White House economists did not lay out wage trends for people with master’s and other advanced degrees. But other studies have found that wages for those workers were flat between 2000 and 2004, when adjusted for inflation, while confirming the decline for people with undergraduate degrees.

When wages for people with bachelor’s degrees declined in the 1970s, the cause was a flood of baby boomers entering the job market. This time, economists say, much of the blame goes to trends familiar to workers with less education.

Off-shoring, which has shifted manufacturing and call-center jobs to Mexico and India, is increasingly affecting the white-collar sectors of engineering and software design. Companies have continued their long effort to replace salaried positions with low-paid, nonsalaried jobs, including part-time and freelance positions without benefits.

Those positions make up nearly half of the 6.5 million jobs created since 2001, said Paul Harrington, a labor economist at Northeastern University in Boston.

Harrington looked at the growth of salaried jobs during the past five economic recoveries and found that they increased an average of 11.5 percent, compared with 2.5 percent during the current recovery.

“There’s clear deterioration in the college labor market,” he said. “The American economy just does not generate jobs the way it has historically.”

Alan Guarino, chief executive of Cornell International, an international staffing firm, sees a similar change in his own work as an employment recruiter. About 15 percent of workers with four-year college degrees are working at “gray collar” jobs below their skill level, such as in retail, because they cannot find better-paying jobs. Before 2001, the figure was about 10 percent.
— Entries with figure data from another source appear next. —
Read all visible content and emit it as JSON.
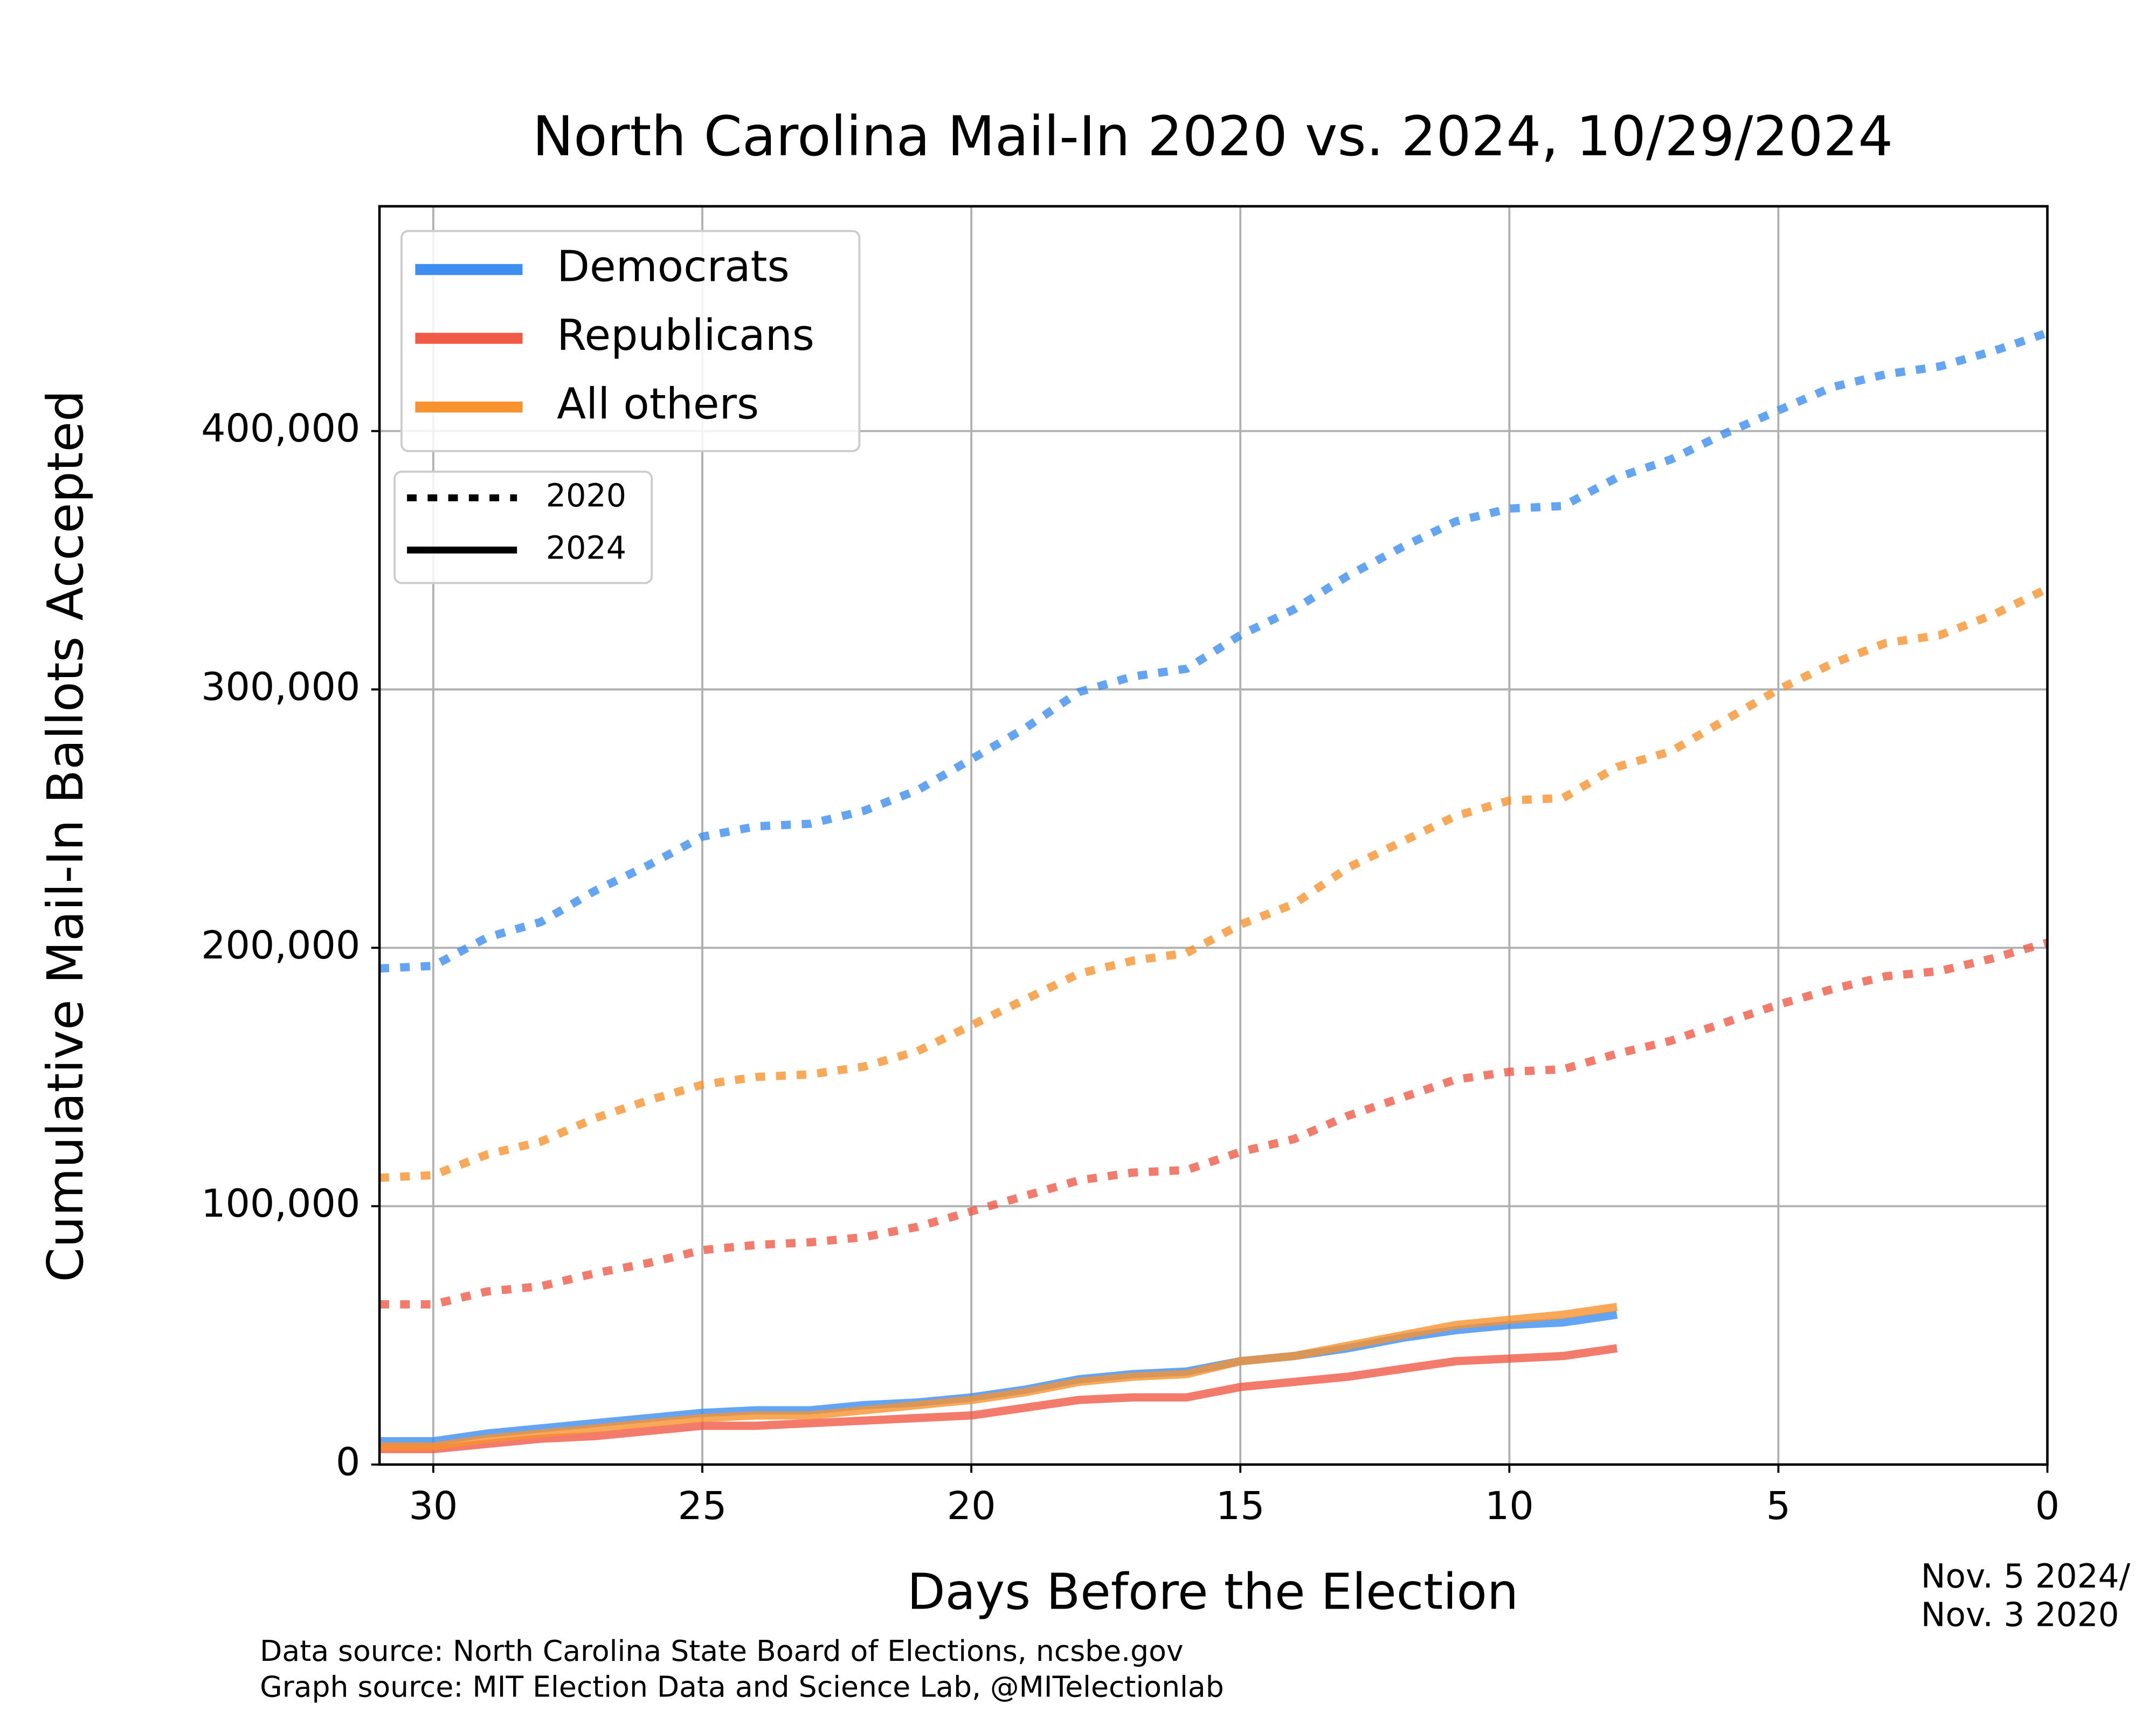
{
  "chart_data": {
    "type": "line",
    "title": "North Carolina Mail-In 2020 vs. 2024, 10/29/2024",
    "xlabel": "Days Before the Election",
    "ylabel": "Cumulative Mail-In Ballots Accepted",
    "annotation": [
      "Nov. 5 2024/",
      "Nov. 3 2020"
    ],
    "sources": [
      "Data source: North Carolina State Board of Elections, ncsbe.gov",
      "Graph source: MIT Election Data and Science Lab, @MITelectionlab"
    ],
    "x": [
      31,
      30,
      29,
      28,
      27,
      26,
      25,
      24,
      23,
      22,
      21,
      20,
      19,
      18,
      17,
      16,
      15,
      14,
      13,
      12,
      11,
      10,
      9,
      8,
      7,
      6,
      5,
      4,
      3,
      2,
      1,
      0
    ],
    "xlim": [
      31,
      0
    ],
    "xticks": [
      30,
      25,
      20,
      15,
      10,
      5,
      0
    ],
    "ylim": [
      0,
      487000
    ],
    "yticks": [
      0,
      {
        "value": 100000,
        "label": "100,000"
      },
      {
        "value": 200000,
        "label": "200,000"
      },
      {
        "value": 300000,
        "label": "300,000"
      },
      {
        "value": 400000,
        "label": "400,000"
      }
    ],
    "grid": true,
    "legend": "upper left",
    "line_styles": [
      {
        "label": "2020",
        "dashed": true
      },
      {
        "label": "2024",
        "dashed": false
      }
    ],
    "series": [
      {
        "name": "Democrats",
        "color": "#3d8ef0",
        "values": [
          [
            192000,
            193000,
            204000,
            210000,
            222000,
            232000,
            243000,
            247000,
            248000,
            253000,
            261000,
            273000,
            285000,
            299000,
            305000,
            308000,
            321000,
            331000,
            344000,
            355000,
            365000,
            370000,
            371000,
            382000,
            389000,
            399000,
            408000,
            417000,
            422000,
            425000,
            431000,
            438000
          ],
          [
            9000,
            9000,
            12000,
            14000,
            16000,
            18000,
            20000,
            21000,
            21000,
            23000,
            24000,
            26000,
            29000,
            33000,
            35000,
            36000,
            40000,
            42000,
            45000,
            49000,
            52000,
            54000,
            55000,
            58000,
            null,
            null,
            null,
            null,
            null,
            null,
            null,
            null
          ]
        ]
      },
      {
        "name": "Republicans",
        "color": "#f05a46",
        "values": [
          [
            62000,
            62000,
            67000,
            69000,
            74000,
            78000,
            83000,
            85000,
            86000,
            88000,
            92000,
            98000,
            104000,
            110000,
            113000,
            114000,
            121000,
            126000,
            135000,
            142000,
            149000,
            152000,
            153000,
            159000,
            164000,
            171000,
            178000,
            184000,
            189000,
            191000,
            196000,
            202000
          ],
          [
            6000,
            6000,
            8000,
            10000,
            11000,
            13000,
            15000,
            15000,
            16000,
            17000,
            18000,
            19000,
            22000,
            25000,
            26000,
            26000,
            30000,
            32000,
            34000,
            37000,
            40000,
            41000,
            42000,
            45000,
            null,
            null,
            null,
            null,
            null,
            null,
            null,
            null
          ]
        ]
      },
      {
        "name": "All others",
        "color": "#f7922e",
        "values": [
          [
            111000,
            112000,
            120000,
            125000,
            134000,
            141000,
            147000,
            150000,
            151000,
            154000,
            160000,
            170000,
            180000,
            190000,
            195000,
            198000,
            209000,
            217000,
            231000,
            241000,
            251000,
            257000,
            258000,
            270000,
            276000,
            288000,
            300000,
            310000,
            318000,
            321000,
            329000,
            339000
          ],
          [
            7000,
            7000,
            10000,
            12000,
            14000,
            16000,
            18000,
            19000,
            19000,
            21000,
            23000,
            25000,
            28000,
            32000,
            34000,
            35000,
            40000,
            42000,
            46000,
            50000,
            54000,
            56000,
            58000,
            61000,
            null,
            null,
            null,
            null,
            null,
            null,
            null,
            null
          ]
        ]
      }
    ]
  }
}
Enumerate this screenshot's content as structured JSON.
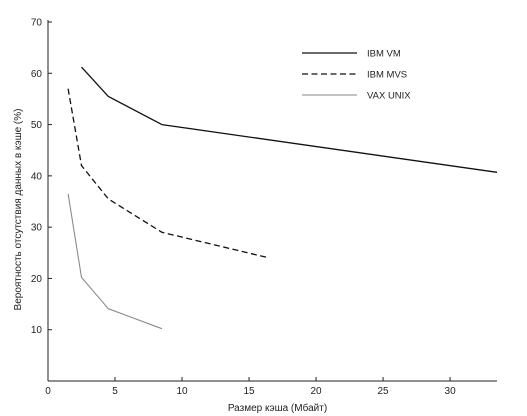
{
  "chart_data": {
    "type": "line",
    "title": "",
    "xlabel": "Размер кэша (Мбайт)",
    "ylabel": "Вероятность отсутствия данных в кэше (%)",
    "xlim": [
      0,
      33.5
    ],
    "ylim": [
      0,
      70
    ],
    "xticks": [
      0,
      5,
      10,
      15,
      20,
      25,
      30
    ],
    "yticks": [
      10,
      20,
      30,
      40,
      50,
      60,
      70
    ],
    "grid": false,
    "legend": "top-right",
    "series": [
      {
        "name": "IBM VM",
        "style": "solid",
        "color": "#111111",
        "points": [
          [
            2.5,
            61.2
          ],
          [
            4.5,
            55.5
          ],
          [
            8.5,
            50
          ],
          [
            33.5,
            40.7
          ]
        ]
      },
      {
        "name": "IBM MVS",
        "style": "dashed",
        "color": "#111111",
        "points": [
          [
            1.5,
            57
          ],
          [
            2.5,
            42
          ],
          [
            4.5,
            35.5
          ],
          [
            8.5,
            29
          ],
          [
            16.5,
            24
          ]
        ]
      },
      {
        "name": "VAX UNIX",
        "style": "solid-light",
        "color": "#8a8a8a",
        "points": [
          [
            1.5,
            36.5
          ],
          [
            2.5,
            20.2
          ],
          [
            4.5,
            14.1
          ],
          [
            8.5,
            10.2
          ]
        ]
      }
    ]
  }
}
“A very significant percentage of the jobs we are creating are contingent jobs,” not salaried positions, said Guarino.

Economic anomalies

The sour opinion of the economy might seem unusual, given that gross domestic product has averaged a solid 3.8 percent growth in the past three years, including a 5.6 percent spurt in the first quarter of 2006. Unemployment remains at a low 4.6 percent.

But in an Associated Press-Ipsos poll released in July, 60 percent of respondents said they disapproved of how Bush was handling the economy.

“The administration is saying the only reason people are not sharing in the recovery is they don’t have the right skills,” said Lawrence Mishel, president of the Economic Policy Institute. But if college graduates are not doing well, Mishel said, “what does that say?”

Bush’s advisers say graduates are earning less because their ranks are swelling, and they face tougher competition for better-paying jobs. But they see good news in the fact that productivity is increasing and that, eventually, wages will follow as they have in the past.

“Whether or not new college graduates are making more than they were five years ago, we do know the same people will be making more five years from now,” said White House spokesman Ken Lisaius.

Not all college graduates are faring poorly. Starting pay is up for business administration, marketing and accounting majors, but down for humanities majors, according to the National Association of Colleges and Employers. Compared with 2005, starting salaries for accounting majors rose 5.5 percent this year, while those for English majors declined 4.1 percent.